We had a lot of books. So many books that our first purchase together was a bookshelf. And still, they wouldn’t all fit, so we had to say our goodbyes to some. Where Aarti and I had two copies of the same book, things were easy, but this only applied to our taste in fiction.

my books

When it came to non-fiction, most of my books were from grad school, and a decade had passed since I’d graduated. I had started managing double-digit sized teams at that point and asked myself how much I’d realistically be able to stay technical. This was also around the time that Marie Kondo had reached peek popularity, and I took a hard look at my bookshelf to determine what still sparked joy. I kept Durrett’s Probability: Theory and Examples while saying goodbye to Billingsley’s Probability and Measure. Yes to Feller (volumes I and II). No to Emanuel Parzen’s Stochastic Processes. Goodbye Structure and Interpretation of Computer Programs. Goodbye, Gallager’s Information Theory and Reliable Communication. I’ll miss you most of all.

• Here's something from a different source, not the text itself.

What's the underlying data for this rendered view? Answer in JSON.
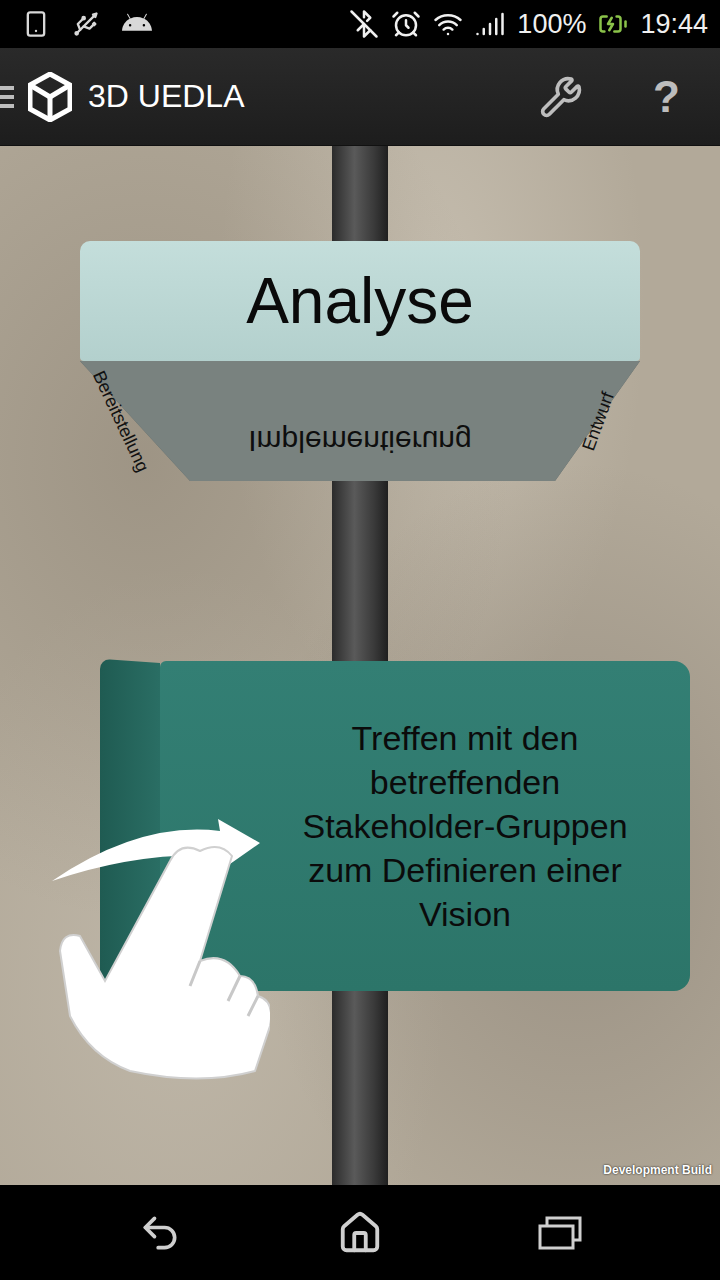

This was at the start of a pandemic. Places closed. Then they opened again with some restrictions. We started leaving the house again. We stepped into a nearby bookstore. As I walked to the math and science section, I was surprised by the lack of Dover or Springer books. In their place were popular math and science books. I went to other bookstores and noticed the same pattern. Occassionally, there would be a stray Dover at a used bookstore or a Six Not So Easy Pieces, but by and large bookstores had konmaried these books out.

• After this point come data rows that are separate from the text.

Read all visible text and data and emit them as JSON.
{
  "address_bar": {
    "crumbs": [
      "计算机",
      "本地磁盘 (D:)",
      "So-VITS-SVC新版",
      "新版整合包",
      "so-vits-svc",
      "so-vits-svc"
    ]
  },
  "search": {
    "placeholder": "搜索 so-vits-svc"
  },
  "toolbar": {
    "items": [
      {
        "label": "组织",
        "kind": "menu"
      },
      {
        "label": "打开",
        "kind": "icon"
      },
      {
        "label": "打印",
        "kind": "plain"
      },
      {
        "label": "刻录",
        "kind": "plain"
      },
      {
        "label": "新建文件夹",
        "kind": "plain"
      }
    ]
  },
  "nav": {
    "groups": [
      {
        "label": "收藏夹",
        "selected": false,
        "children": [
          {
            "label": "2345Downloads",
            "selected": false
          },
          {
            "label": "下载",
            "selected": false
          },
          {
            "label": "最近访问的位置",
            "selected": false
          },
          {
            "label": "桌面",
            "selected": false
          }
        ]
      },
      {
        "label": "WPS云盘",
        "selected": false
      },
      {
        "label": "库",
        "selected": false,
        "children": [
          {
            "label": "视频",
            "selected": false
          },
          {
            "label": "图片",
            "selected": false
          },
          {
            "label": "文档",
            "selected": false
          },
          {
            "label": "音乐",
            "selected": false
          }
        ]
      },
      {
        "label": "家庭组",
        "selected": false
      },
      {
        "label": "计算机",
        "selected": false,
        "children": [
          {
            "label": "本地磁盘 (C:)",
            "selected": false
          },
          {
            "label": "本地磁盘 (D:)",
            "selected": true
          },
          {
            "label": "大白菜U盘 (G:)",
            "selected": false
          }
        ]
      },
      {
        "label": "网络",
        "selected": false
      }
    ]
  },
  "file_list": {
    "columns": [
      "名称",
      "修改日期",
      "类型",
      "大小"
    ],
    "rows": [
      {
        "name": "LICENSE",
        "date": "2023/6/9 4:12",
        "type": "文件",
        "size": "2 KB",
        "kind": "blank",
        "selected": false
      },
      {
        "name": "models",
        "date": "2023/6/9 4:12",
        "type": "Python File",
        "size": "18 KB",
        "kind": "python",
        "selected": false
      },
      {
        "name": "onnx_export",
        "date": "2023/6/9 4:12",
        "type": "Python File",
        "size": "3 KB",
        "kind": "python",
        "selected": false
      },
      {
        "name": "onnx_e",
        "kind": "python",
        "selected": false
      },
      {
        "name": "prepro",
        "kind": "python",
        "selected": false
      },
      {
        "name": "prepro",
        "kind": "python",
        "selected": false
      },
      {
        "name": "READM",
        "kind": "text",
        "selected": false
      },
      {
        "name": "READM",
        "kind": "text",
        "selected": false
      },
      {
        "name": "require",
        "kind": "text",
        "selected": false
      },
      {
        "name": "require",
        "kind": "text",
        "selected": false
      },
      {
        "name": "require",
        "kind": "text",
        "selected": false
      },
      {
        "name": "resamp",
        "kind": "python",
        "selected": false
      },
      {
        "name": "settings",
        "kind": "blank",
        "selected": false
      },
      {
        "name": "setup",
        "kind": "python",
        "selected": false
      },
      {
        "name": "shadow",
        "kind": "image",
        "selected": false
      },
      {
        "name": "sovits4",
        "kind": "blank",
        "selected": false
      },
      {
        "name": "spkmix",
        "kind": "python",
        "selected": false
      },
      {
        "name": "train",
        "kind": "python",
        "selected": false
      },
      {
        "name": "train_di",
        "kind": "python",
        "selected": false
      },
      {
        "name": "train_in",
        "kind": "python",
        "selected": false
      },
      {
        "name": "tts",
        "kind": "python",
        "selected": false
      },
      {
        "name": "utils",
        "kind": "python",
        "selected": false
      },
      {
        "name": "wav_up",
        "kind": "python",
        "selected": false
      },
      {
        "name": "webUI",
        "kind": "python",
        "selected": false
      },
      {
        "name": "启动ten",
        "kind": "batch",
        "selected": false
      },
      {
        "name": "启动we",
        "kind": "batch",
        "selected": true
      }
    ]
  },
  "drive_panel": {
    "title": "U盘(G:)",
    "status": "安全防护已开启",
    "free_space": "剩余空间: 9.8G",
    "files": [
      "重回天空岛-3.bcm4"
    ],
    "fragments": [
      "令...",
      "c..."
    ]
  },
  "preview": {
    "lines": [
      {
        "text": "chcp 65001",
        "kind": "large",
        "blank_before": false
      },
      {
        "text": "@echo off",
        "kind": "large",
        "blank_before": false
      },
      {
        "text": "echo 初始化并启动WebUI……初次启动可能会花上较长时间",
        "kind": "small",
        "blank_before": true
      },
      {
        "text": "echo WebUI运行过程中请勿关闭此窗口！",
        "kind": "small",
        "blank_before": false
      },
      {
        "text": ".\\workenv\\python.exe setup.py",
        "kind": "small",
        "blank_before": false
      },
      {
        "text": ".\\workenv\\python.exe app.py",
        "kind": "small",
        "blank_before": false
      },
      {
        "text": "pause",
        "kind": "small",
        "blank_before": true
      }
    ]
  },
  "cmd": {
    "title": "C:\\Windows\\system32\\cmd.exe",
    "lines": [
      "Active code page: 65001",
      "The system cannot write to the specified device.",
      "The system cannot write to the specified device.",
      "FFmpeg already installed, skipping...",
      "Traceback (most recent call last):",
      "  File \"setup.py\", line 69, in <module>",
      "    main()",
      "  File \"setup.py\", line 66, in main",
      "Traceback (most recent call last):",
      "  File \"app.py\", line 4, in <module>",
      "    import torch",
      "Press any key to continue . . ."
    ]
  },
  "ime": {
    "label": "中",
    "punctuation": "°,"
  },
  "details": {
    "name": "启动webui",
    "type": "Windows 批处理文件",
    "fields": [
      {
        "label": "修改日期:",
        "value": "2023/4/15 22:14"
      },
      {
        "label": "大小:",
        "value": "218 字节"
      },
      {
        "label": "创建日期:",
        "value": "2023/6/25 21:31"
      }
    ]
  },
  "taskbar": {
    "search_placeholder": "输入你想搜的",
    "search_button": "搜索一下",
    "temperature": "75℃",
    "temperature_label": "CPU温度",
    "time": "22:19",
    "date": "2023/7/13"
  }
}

I searched online. Some of the books I had given away were out of print. I felt a sense of loss, so I tried to find a constructive way to cope. Yes, I went on a book shopping spree. This was around the time that text to imeage models were becoming popular, and I was playing around with stable diffusion to create AI art, so I leaned into getting back some probability and statistics books including some new ones focused on machine learning. Welcome back, Casella and Berger. It’s been too long, Noga Alon.

My favorite addition to the shelf has been Kevin P. Murphy’s two-volume Probabilistic Machine Learning. It’s a tour de force through so many of the algorithms and approaches surrounding both what we experience in our software today, grounded in explanations that should be accessible to anyone with a solid foundation in probability theory and statistics. It’s the one I find myself picking up the most often, flipping to random pages based on something I had thought about on that given day. And it’s made me feel more connected technically to the work that is happening on the teams I manage as well as the broader research community. It sparks joy.